Apache/2.4.18 (Ubuntu)
nginx version: nginx/1.12.2

Еще пару дней назад завелся какой-то вирус майнер монеро. был запущен из директории /tmp и грузил проц на 100%. не знаю связано это с этим или нет, но вирус я видел только два раза. а сайты отваливаются каждые 5 часов.

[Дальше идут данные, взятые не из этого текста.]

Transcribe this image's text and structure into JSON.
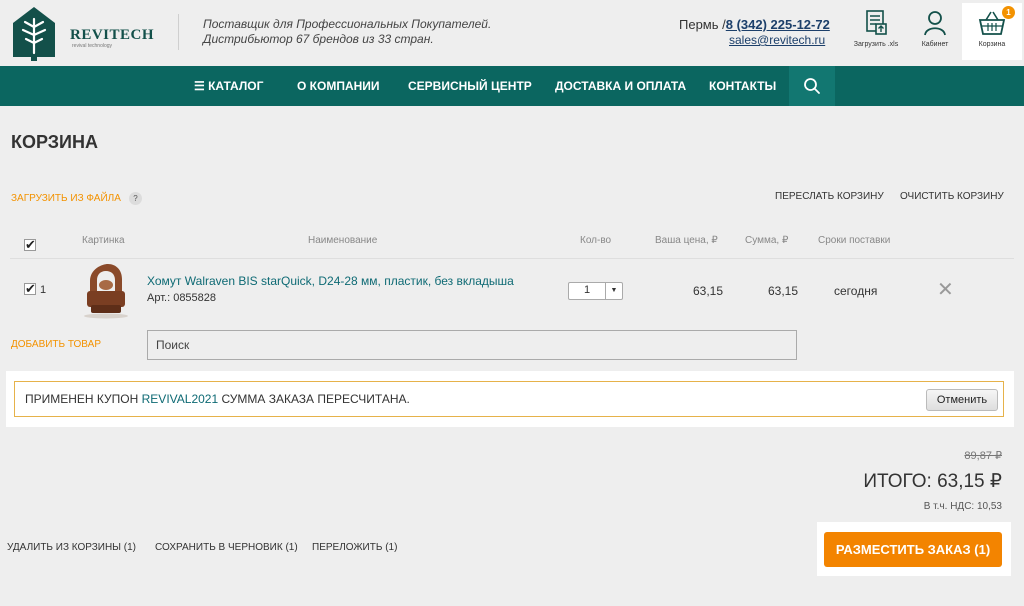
{
  "header": {
    "brand": "REVITECH",
    "brand_sub": "revival technology",
    "tagline_1": "Поставщик для Профессиональных Покупателей.",
    "tagline_2": "Дистрибьютор 67 брендов из 33 стран.",
    "city": "Пермь /",
    "phone": "8 (342) 225-12-72",
    "email": "sales@revitech.ru",
    "upload_label": "Загрузить .xls",
    "cabinet_label": "Кабинет",
    "cart_label": "Корзина",
    "cart_count": "1",
    "icons": {
      "upload": "upload-xls-icon",
      "cabinet": "user-icon",
      "cart": "basket-icon",
      "search": "search-icon"
    }
  },
  "nav": {
    "catalog": "☰ КАТАЛОГ",
    "about": "О КОМПАНИИ",
    "service": "СЕРВИСНЫЙ ЦЕНТР",
    "delivery": "ДОСТАВКА И ОПЛАТА",
    "contacts": "КОНТАКТЫ"
  },
  "cart": {
    "title": "КОРЗИНА",
    "upload_file": "ЗАГРУЗИТЬ ИЗ ФАЙЛА",
    "help": "?",
    "forward": "ПЕРЕСЛАТЬ КОРЗИНУ",
    "clear": "ОЧИСТИТЬ КОРЗИНУ",
    "columns": {
      "image": "Картинка",
      "name": "Наименование",
      "qty": "Кол-во",
      "price": "Ваша цена, ₽",
      "sum": "Сумма, ₽",
      "delivery": "Сроки поставки"
    },
    "items": [
      {
        "num": "1",
        "checked": true,
        "name": "Хомут Walraven BIS starQuick, D24-28 мм, пластик, без вкладыша",
        "article": "Арт.: 0855828",
        "qty": "1",
        "price": "63,15",
        "sum": "63,15",
        "delivery": "сегодня"
      }
    ],
    "add_item": "ДОБАВИТЬ ТОВАР",
    "search_placeholder": "Поиск"
  },
  "coupon": {
    "prefix": "ПРИМЕНЕН КУПОН ",
    "code": "REVIVAL2021",
    "suffix": " СУММА ЗАКАЗА ПЕРЕСЧИТАНА.",
    "cancel": "Отменить"
  },
  "totals": {
    "old_price": "89,87 ₽",
    "total": "ИТОГО: 63,15 ₽",
    "vat": "В т.ч. НДС: 10,53"
  },
  "actions": {
    "delete": "УДАЛИТЬ ИЗ КОРЗИНЫ (1)",
    "draft": "СОХРАНИТЬ В ЧЕРНОВИК (1)",
    "move": "ПЕРЕЛОЖИТЬ (1)",
    "place_order": "РАЗМЕСТИТЬ ЗАКАЗ (1)"
  },
  "colors": {
    "accent_teal": "#0b6660",
    "accent_orange": "#f38400",
    "background": "#eeeeee"
  }
}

откуда вирус запускается - тоже не выяснил.

Answer 1

[Игорь]

переустанавливайте сервер с нуля
если вы не знаете как и откуда попал вирус, смысла искать неисправности в работе апача нет, ваша система уже полностью скомпрометирована

Comments

[Виталий]

Майнер запускается не под root, а под юзером на котором сайт запущен. Вряд ли этот вирус что то серьезное мог сделать в системе.

[Игорь]

Виталий Рура, я не стал бы на это рассчитывать
существуют активные эксплойты для повышения привелегий до рута (вы постоянно ставите патчи безопасности?), какая гарантия что это не было сделано?

[res2001]

И еще нужно искать баг в своем софте, через который вирус проник к вам.
После переустановки вполне вероятно повторение атаки.

[Виталий]

Спасибо за совет. Видимо и правда самым верным решением будет - все переустановить с нуля. Я так понимаю защитить себя в дальнейшем от такого нельзя на 100%? Только своевременное обновление системы сможет хоть как-то обезопасить?

[Игорь]

Своевременное обновление системы это только один из обязательных шагов в деле защиты сервера, есть еще настройка прав и способов доступа, правильное конфигурирование сервисов и т.п.

[Jhn Doe from by]

Есть clamav antivirus для ubuntu , он oss, он должен смотреть на файлы которые загружает пользователь и делать периодический скан на сервере. + Загружаемые файлы пользователем нужно чекать файл хидер, чтобы он был в списке разрешенных к загрузке на сервер. Хотя мне кажется можно и этот момент обойти

Answer 2

[Пума Тайланд]

У вас полностью скомпроментированный сервер, надо все сносить и ставить с нуля

Comments

[Виталий]

А если абстрагироваться от информации про вирус? Есть какие либо еще догадки?

[Пума Тайланд]

Виталий Рура, да злоумышленник может делать все что угодно на вашем сервере, я бы уже что раз подменил бинарники нгинкс и апач на его месте

Answer 3

[Reversaidx]

Посмотри исходящие соединения, возможно они забиваю коннекты к апачу(netstat -anp|grep tcp|grep apache2)
То что в папке /tmp что-то запускалось, вообще не говорит о том что сервер был взломан(могла быть взломана отдельная CMS или скрипт), смысла переставлять сервер - нет.
Лучше обратиться к шарющим людям(особенно в момент проявления проблемы), такие ошибки быстро фиксятся при достаточном опыте.

Comments

[Виталий]

Насчет вируса майнера - нашел откуда он залез. через дыру в старом движке drupal. запустил майнер через команду shell_exec. Сейчас все подобные функции я отключил.

Там много рабочих сайтов было и я устал каждый день по несколько раз перегружать сервер. Поэтому все же принял решение - переустановить все. После переустановки проблема решилась. Т.е. возможно все же какая та проблема в ПО была.